The Department ruled that Product A which offered information derived from what were presumably publicly available websites did not qualify as personal or individual in nature, and it was therefore subject to sales tax because it was derived from common and widely accessible sources. It did not matter to the Department that the reports, screens, and displays were tailored to the customer's specific needs or requests. The Department distinguished these facts from those in Westwood Pharmaceuticals, Inc. v. Chu, 164 A.D.2d 462 (4th Dep't 1990), where the Fourth Department held that marketing reports prepared by A.C. Nielsen Company for a health and beauty products manufacturer were personal or individual in nature, and thus they were not subject to sales tax. The Department noted that, in Westwood Pharmaceuticals, "most of the raw data" collected and used by A.C. Nielsen to provide information to the customer was derived from the customer itself, which the Department considered a material factual difference.
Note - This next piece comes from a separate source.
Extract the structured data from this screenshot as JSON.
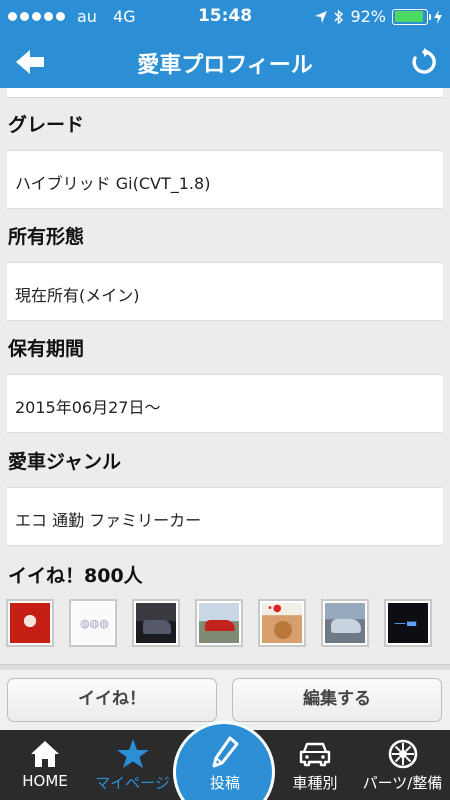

On the other hand, the Department concluded that Products B and C, which involved the furnishing of information obtained from surveys of the hotel's own guests, did qualify for the "personal or individual" exclusion from sales tax so long as the information collected for Products B and C is not provided to other customers or compiled for later use in providing information to other customers. As for Product D, which includes all three other products, both taxable and nontaxable, if the charges for each product are separately stated in the customer's statement and are reasonable in relation to the entire charge, then sales tax will only be imposed on the separately stated charge for Product A.
The Advisory Opinion reflects the Department's consistent, but narrow, view regarding the scope of the personal or individual exclusion. The Department distinguished the Westwood Pharmaceuticals decision permitting the "personal or individual" exclusion on the basis that most of the raw data obtained by the vendor came from its clients. The Department did not address the Fourth Department's conclusion in Westwood Pharmaceuticals that the most important consideration was that the vendor had created a separate "sample frame" for each client that was never disclosed to any client or used in market reports furnished to other clients, and thus was "unique to each client," which consideration does not depend on the source of the information.
Recently, the scope of the personal or individual exclusion from sales tax was the subject of the Tax Appeals Tribunal decision in Matter of Wegmans Food Markets, Inc., DTA No. 825347 (N.Y.S. Tax App. Trib., Mar. 10, 2016), which held that the furnishing of retail grocery store pricing information reports, although not made available to other clients, did not qualify as personal or individual in nature. Wegmans has filed an Article 78 petition with the Third Department contesting the Tribunal's decision, so further clarification of the scope of the exclusion may be forthcoming.